From Warburg effect to Reverse Warburg effect; the new horizons of anti-cancer therapy.

An old ideology of killing the cancer cells by starving them is the underlying concept of the Warburg effect. It is the process of aerobic glycolysis exhibited by the cancer cells irrespective of anaerobic glycolysis or mitochondrial oxidative phosphorylation following by their healthy counterparts. Dr Otto Heinrich Warburg proposed this abnormal metabolic behaviour of tumour cells in 1920. This phenomenon illustrates the metabolic switching in tumour cells from oxidative phosphorylation to aerobic glycolysis triggered by an injury to the mitochondrial respiration. A modernised perspective of the Warburg hypothesis termed the Reverse Warburg effect introduced in 2009, with a two-compartment model describing the metabolic symbiosis between cancer cells and its neighbouring stromal cells or cancer-associated fibroblasts. This theory is elucidating the aerobic glycolysis occurring in cancer-associated fibroblasts which leads to the generation and deposition of the lactate in tumour microenvironment along with its significance. The transportation of lactate to and from the cancer cell and extracellular space is facilitated by the lactate transporters called monocarboxylate transporters.
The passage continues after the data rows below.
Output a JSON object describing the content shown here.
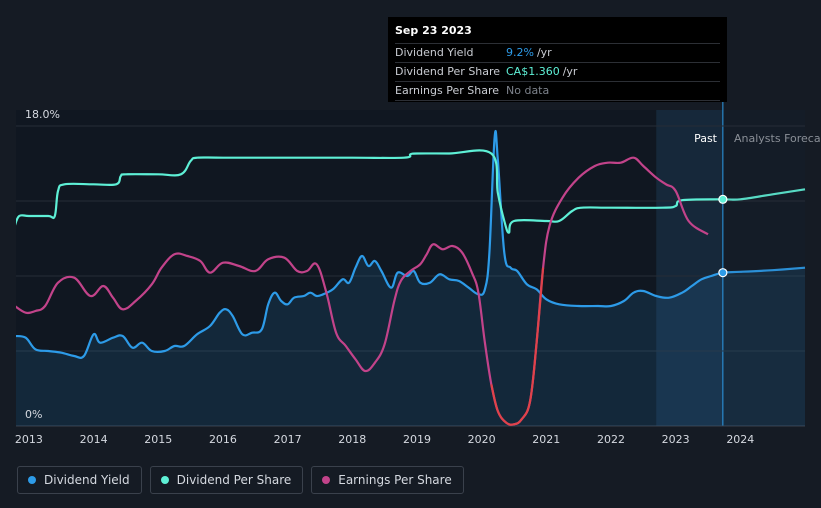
{
  "chart_data": {
    "type": "line",
    "y_unit": "%",
    "ylim": [
      0,
      18
    ],
    "y_tick_labels": [
      "18.0%",
      "0%"
    ],
    "x_ticks": [
      2013,
      2014,
      2015,
      2016,
      2017,
      2018,
      2019,
      2020,
      2021,
      2022,
      2023,
      2024
    ],
    "x_tick_labels": [
      "2013",
      "2014",
      "2015",
      "2016",
      "2017",
      "2018",
      "2019",
      "2020",
      "2021",
      "2022",
      "2023",
      "2024"
    ],
    "xlim": [
      2012.8,
      2025.0
    ],
    "regions": {
      "past_label": "Past",
      "forecast_label": "Analysts Forecasts",
      "past_band_start": 2022.7,
      "current": 2023.73
    },
    "grid": true,
    "series": [
      {
        "name": "Dividend Yield",
        "color": "#2d9be8",
        "filled": true,
        "points": [
          [
            2012.78,
            5.4
          ],
          [
            2012.95,
            5.3
          ],
          [
            2013.1,
            4.6
          ],
          [
            2013.3,
            4.5
          ],
          [
            2013.5,
            4.4
          ],
          [
            2013.7,
            4.2
          ],
          [
            2013.85,
            4.2
          ],
          [
            2014.0,
            5.5
          ],
          [
            2014.1,
            5.0
          ],
          [
            2014.3,
            5.3
          ],
          [
            2014.45,
            5.4
          ],
          [
            2014.6,
            4.7
          ],
          [
            2014.75,
            5.0
          ],
          [
            2014.9,
            4.5
          ],
          [
            2015.1,
            4.5
          ],
          [
            2015.25,
            4.8
          ],
          [
            2015.4,
            4.8
          ],
          [
            2015.6,
            5.5
          ],
          [
            2015.8,
            6.0
          ],
          [
            2015.95,
            6.8
          ],
          [
            2016.05,
            7.0
          ],
          [
            2016.15,
            6.6
          ],
          [
            2016.3,
            5.5
          ],
          [
            2016.45,
            5.6
          ],
          [
            2016.6,
            5.8
          ],
          [
            2016.7,
            7.3
          ],
          [
            2016.8,
            8.0
          ],
          [
            2016.9,
            7.5
          ],
          [
            2017.0,
            7.3
          ],
          [
            2017.1,
            7.7
          ],
          [
            2017.25,
            7.8
          ],
          [
            2017.35,
            8.0
          ],
          [
            2017.45,
            7.8
          ],
          [
            2017.55,
            7.9
          ],
          [
            2017.7,
            8.2
          ],
          [
            2017.85,
            8.8
          ],
          [
            2017.95,
            8.6
          ],
          [
            2018.05,
            9.5
          ],
          [
            2018.15,
            10.2
          ],
          [
            2018.25,
            9.6
          ],
          [
            2018.35,
            9.9
          ],
          [
            2018.45,
            9.3
          ],
          [
            2018.6,
            8.3
          ],
          [
            2018.7,
            9.2
          ],
          [
            2018.85,
            9.0
          ],
          [
            2018.95,
            9.3
          ],
          [
            2019.05,
            8.6
          ],
          [
            2019.2,
            8.6
          ],
          [
            2019.35,
            9.1
          ],
          [
            2019.5,
            8.8
          ],
          [
            2019.65,
            8.7
          ],
          [
            2019.8,
            8.3
          ],
          [
            2019.95,
            7.9
          ],
          [
            2020.05,
            8.2
          ],
          [
            2020.12,
            10.4
          ],
          [
            2020.2,
            17.3
          ],
          [
            2020.25,
            16.0
          ],
          [
            2020.35,
            10.4
          ],
          [
            2020.45,
            9.5
          ],
          [
            2020.55,
            9.3
          ],
          [
            2020.7,
            8.5
          ],
          [
            2020.85,
            8.2
          ],
          [
            2021.0,
            7.6
          ],
          [
            2021.2,
            7.3
          ],
          [
            2021.5,
            7.2
          ],
          [
            2021.8,
            7.2
          ],
          [
            2022.0,
            7.2
          ],
          [
            2022.2,
            7.5
          ],
          [
            2022.35,
            8.0
          ],
          [
            2022.5,
            8.1
          ],
          [
            2022.7,
            7.8
          ],
          [
            2022.9,
            7.7
          ],
          [
            2023.1,
            8.0
          ],
          [
            2023.25,
            8.4
          ],
          [
            2023.4,
            8.8
          ],
          [
            2023.55,
            9.0
          ],
          [
            2023.73,
            9.2
          ],
          [
            2024.0,
            9.25
          ],
          [
            2024.5,
            9.35
          ],
          [
            2025.0,
            9.5
          ]
        ]
      },
      {
        "name": "Dividend Per Share",
        "color": "#5ef0d6",
        "filled": false,
        "points": [
          [
            2012.78,
            12.0
          ],
          [
            2012.85,
            12.6
          ],
          [
            2013.0,
            12.6
          ],
          [
            2013.3,
            12.6
          ],
          [
            2013.4,
            12.6
          ],
          [
            2013.45,
            14.1
          ],
          [
            2013.55,
            14.5
          ],
          [
            2014.0,
            14.5
          ],
          [
            2014.35,
            14.5
          ],
          [
            2014.42,
            15.0
          ],
          [
            2014.5,
            15.1
          ],
          [
            2015.0,
            15.1
          ],
          [
            2015.35,
            15.1
          ],
          [
            2015.5,
            15.9
          ],
          [
            2015.6,
            16.1
          ],
          [
            2016.0,
            16.1
          ],
          [
            2017.0,
            16.1
          ],
          [
            2018.0,
            16.1
          ],
          [
            2018.8,
            16.1
          ],
          [
            2018.9,
            16.3
          ],
          [
            2019.0,
            16.35
          ],
          [
            2019.5,
            16.35
          ],
          [
            2020.15,
            16.35
          ],
          [
            2020.25,
            14.0
          ],
          [
            2020.35,
            12.3
          ],
          [
            2020.42,
            11.6
          ],
          [
            2020.5,
            12.3
          ],
          [
            2021.0,
            12.3
          ],
          [
            2021.2,
            12.3
          ],
          [
            2021.4,
            12.9
          ],
          [
            2021.55,
            13.1
          ],
          [
            2022.0,
            13.1
          ],
          [
            2022.8,
            13.1
          ],
          [
            2023.0,
            13.2
          ],
          [
            2023.1,
            13.55
          ],
          [
            2023.73,
            13.6
          ],
          [
            2024.0,
            13.6
          ],
          [
            2024.5,
            13.9
          ],
          [
            2025.0,
            14.2
          ]
        ]
      },
      {
        "name": "Earnings Per Share",
        "color": "#c2438a",
        "filled": false,
        "points": [
          [
            2012.78,
            7.2
          ],
          [
            2012.95,
            6.8
          ],
          [
            2013.1,
            6.9
          ],
          [
            2013.25,
            7.2
          ],
          [
            2013.45,
            8.6
          ],
          [
            2013.7,
            8.9
          ],
          [
            2013.95,
            7.8
          ],
          [
            2014.15,
            8.4
          ],
          [
            2014.3,
            7.7
          ],
          [
            2014.45,
            7.0
          ],
          [
            2014.65,
            7.5
          ],
          [
            2014.9,
            8.5
          ],
          [
            2015.05,
            9.5
          ],
          [
            2015.25,
            10.3
          ],
          [
            2015.45,
            10.2
          ],
          [
            2015.65,
            9.9
          ],
          [
            2015.8,
            9.2
          ],
          [
            2016.0,
            9.8
          ],
          [
            2016.25,
            9.6
          ],
          [
            2016.5,
            9.3
          ],
          [
            2016.7,
            10.0
          ],
          [
            2016.95,
            10.1
          ],
          [
            2017.15,
            9.3
          ],
          [
            2017.3,
            9.3
          ],
          [
            2017.45,
            9.7
          ],
          [
            2017.6,
            8.0
          ],
          [
            2017.75,
            5.6
          ],
          [
            2017.9,
            4.8
          ],
          [
            2018.05,
            4.0
          ],
          [
            2018.2,
            3.3
          ],
          [
            2018.35,
            3.8
          ],
          [
            2018.5,
            4.9
          ],
          [
            2018.65,
            7.5
          ],
          [
            2018.75,
            8.7
          ],
          [
            2018.9,
            9.3
          ],
          [
            2019.05,
            9.7
          ],
          [
            2019.15,
            10.3
          ],
          [
            2019.25,
            10.9
          ],
          [
            2019.4,
            10.6
          ],
          [
            2019.55,
            10.8
          ],
          [
            2019.7,
            10.4
          ],
          [
            2019.85,
            9.2
          ],
          [
            2019.95,
            8.0
          ],
          [
            2020.05,
            5.0
          ],
          [
            2020.15,
            2.5
          ],
          [
            2020.25,
            0.9
          ],
          [
            2020.38,
            0.2
          ],
          [
            2020.5,
            0.1
          ],
          [
            2020.62,
            0.4
          ],
          [
            2020.75,
            1.5
          ],
          [
            2020.85,
            5.0
          ],
          [
            2020.95,
            9.5
          ],
          [
            2021.05,
            12.0
          ],
          [
            2021.25,
            13.7
          ],
          [
            2021.5,
            14.9
          ],
          [
            2021.75,
            15.6
          ],
          [
            2021.95,
            15.8
          ],
          [
            2022.15,
            15.8
          ],
          [
            2022.35,
            16.1
          ],
          [
            2022.5,
            15.6
          ],
          [
            2022.7,
            14.9
          ],
          [
            2022.85,
            14.5
          ],
          [
            2023.0,
            14.1
          ],
          [
            2023.2,
            12.3
          ],
          [
            2023.5,
            11.5
          ]
        ]
      }
    ],
    "markers": [
      {
        "series": "Dividend Per Share",
        "x": 2023.73,
        "y": 13.6
      },
      {
        "series": "Dividend Yield",
        "x": 2023.73,
        "y": 9.2
      }
    ]
  },
  "tooltip": {
    "date": "Sep 23 2023",
    "rows": [
      {
        "label": "Dividend Yield",
        "value": "9.2%",
        "unit": "/yr"
      },
      {
        "label": "Dividend Per Share",
        "value": "CA$1.360",
        "unit": "/yr"
      },
      {
        "label": "Earnings Per Share",
        "value": "No data",
        "unit": ""
      }
    ]
  },
  "legend": [
    {
      "label": "Dividend Yield",
      "color": "#2d9be8"
    },
    {
      "label": "Dividend Per Share",
      "color": "#5ef0d6"
    },
    {
      "label": "Earnings Per Share",
      "color": "#c2438a"
    }
  ]
}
This lactate generated irrespective of the hypoxic or aerobic conditions acts as a primary metabolic fuel for the cancer cells. Besides, it will create a tumour microenvironment that is favouring the progression and metastasis of malignancy through several means. Overall, the lactate produced through this metabolic reprogramming is supporting and worsening the conditions of cancer. The concept of the Reverse Warburg effect proposes a new anti-cancer treatment modality by preventing the generation and transport of lactate through the inhibition of monocarboxylate transporters and in turn, defeating the cancer disease by arresting the cancer cells along with silencing tumour microenvironment.